Absolutely! At the trailhead of my practice I was a glassblower, mainly creating fine craft and small-run design production. Through glass and its infinite possibilities, I have meandered through lighting design, wearable sculpture, through architectural and scientific fields to a point where glass itself really transformed into the vehicle for my expression – the locomotive that moves my practice. I have moved and changed studios and countries multiple times and sometimes the glass path was impassable; because of this I was pushed to find a detour that caused me to develop an intimacy with material thinking. During these times of play and exploration of other materials, first out of necessity and then because of genuine interest, I have become more adaptable as a creative and that in turn has led to a deeper intimacy with the roots of my practice and with glass itself. I always seem to end up on the glassy path again, no matter where I am in the world, and taking the scenic route there through textile, ceramic, fashion and traditional handicrafts has opened up exciting vistas that I could have never imagined at the start of my journey.
Is your work inspired by anything in particular? What turns you on creatively?
My work is autobiographical, perhaps unimportantly so. The core of my recent body of work is an attempt to understand and to make material my memories of land (place) and home (body). As an instinctual maker, my work is the language of my process, a spiritual necessity. By collecting, repurposing and transforming materials, I transform their presence in space, articulating a new poetic system of meaning.
Through the deconstruction of glass as I understand it, I utilize glass’s materiality (and by approximation its immateriality) formally. Texture, line and weight are tools used to embody personal narratives and question what is possible in glass. I am drawn to these boundaries in technique, and the points at which I can push them and change how the material is understood. In those moments of material surprise or an initial misunderstanding and change in material perception, I hope to draw the viewer in and present them with a different idea of glass materiality.
2020-2021 has been a wild ride. How has it changed you for the better?
It was a great opportunity to get cozy and turn inward. I created a lot of very personal work that I don’t think I would have had the courage to present otherwise. It created a space where it felt right to be vulnerable and softer, and that in turn presented itself in my work.
I was locked down in Iceland for some time before I was able to return to Calgary, and certainly the lack of studio time, and ability to travel for residencies, turned me on my head. However, the connectivity through video conferencing and social media platforms created new possibilities for learning and collaborations that would have been impossible in Iceland before the pandemic.

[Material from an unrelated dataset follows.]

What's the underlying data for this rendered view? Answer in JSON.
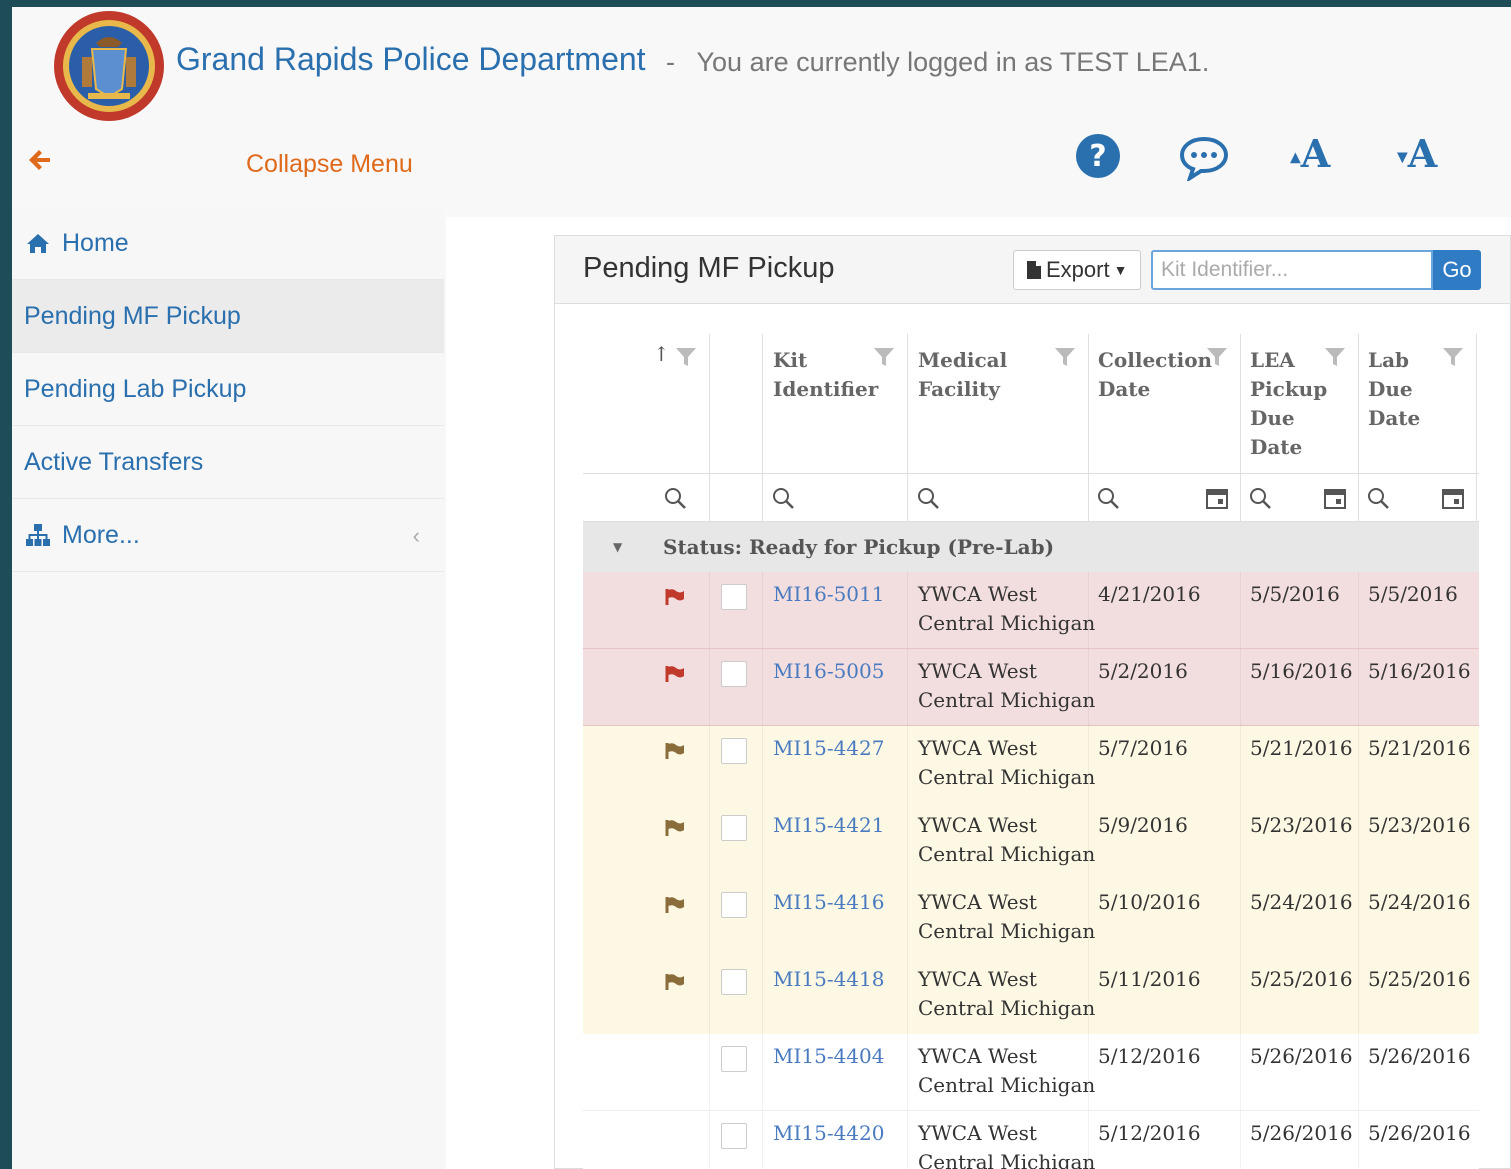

How long have you been involved with DesignTO? Why is DesignTO important to the creative community, here as well as abroad?
This is my first time participating in DesignTO since meeting one of the directors at DesignMarch in Reykjavik in 2019. I think it’s a great opportunity to celebrate creative work post borders and to create a greater community that transcends location and nationality. This is important now more than ever in Canada.
Can you give us a sneak peek at what you’re working on?
I am working on a project that I started during a lockdown. It’s going to be deliciously hairy.